Revendications et pistes d’action
- Disposer de lignes directrices contraignantes élaborées en collaboration avec les associations de consommateurs.
- Encadrer les allégations environnementales:
- Approbation en amont avant de les autoriser à être utilisées sur le marché, à l’instar des allégations de santé dans l’alimentation.
- Vérification systématique du fondement scientifique des allégations.
- Établissement d’une liste noire des allégations impossibles à justifier. - Réguler aussi les visuels ou éléments sonores trompeurs (éléments d’exécution).
- Encadrer les labels écologiques pour réduire la confusion actuelle.

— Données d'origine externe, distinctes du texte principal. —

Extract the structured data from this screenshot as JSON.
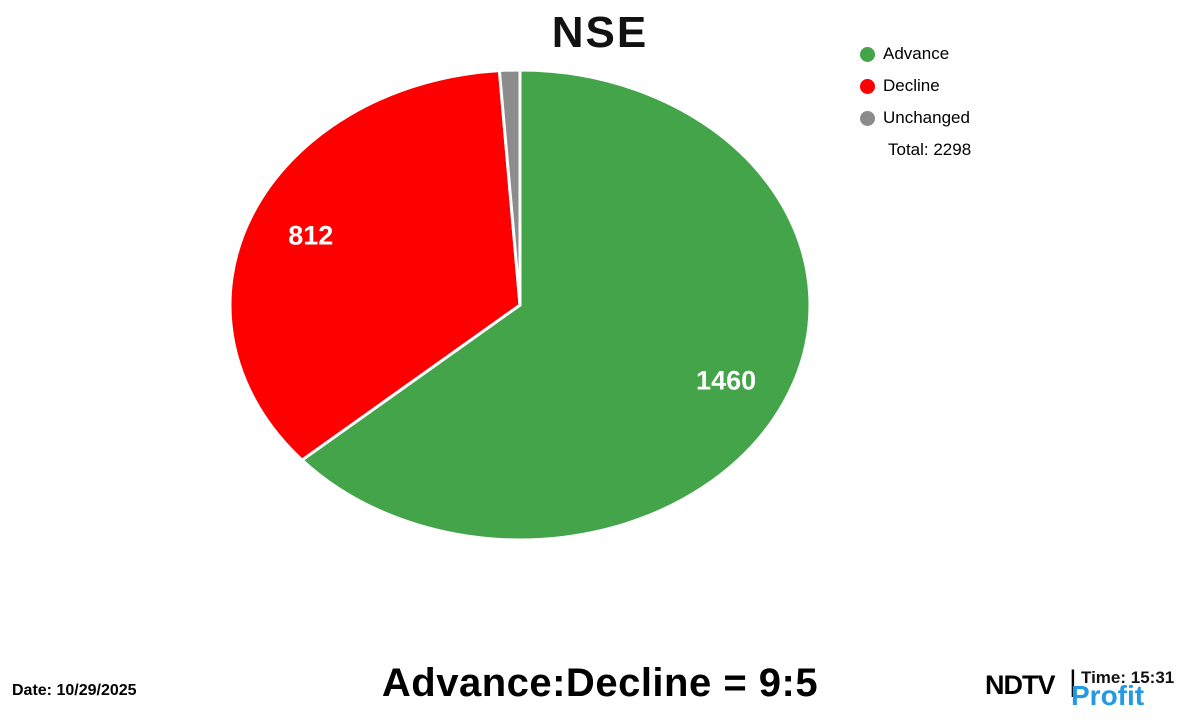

- Mettre en place, surtout pour le non alimentaire, une surveillance proactive en amont qui compléterait le système de plaintes actuel.
Ces éléments sont repris dans deux interventions parlementaires déposées en 2023:
- la première est un postulat demandant une analyse approfondie des allégations environnementales (p.ex. « neutre en CO2 » ou « écologique ») afin de les encadrer dans le cadre de la Loi sur la Protection de l’environnement (LPE);
- la seconde requiert la mise en place d’un groupe de travail incluant les organisations de consommateurs afin d’élaborer des lignes directrices permettant de lutter contre l’écoblanchiment publicitaire.
Elles font suite à une interpellation intitulée « Agir contre les allégations environnementales trompeuses » déposée à ce sujet en 2022. Les deux interventions ayant été liquidées faute d'avoir été débattues au parlement dans les deux ans impartis, la FRC a interpellé le Conseil fédéral en mars 2025, afin de lui demander s'il entendait prendre des mesures sérieuses contre la communication trompeuse. Las, celui-ci a répondu qu'il ne voyait pas la nécessité d'agir...
Au-delà de ces revendications spécifiques au greenwashing, la FRC s’engage pour un renforcement de l’efficacité de la Loi contre la concurrence déloyale (LCD) pour lutter contre la communication mensongère. Elle a lancé en 2025 son nouveau combat Poker menteur.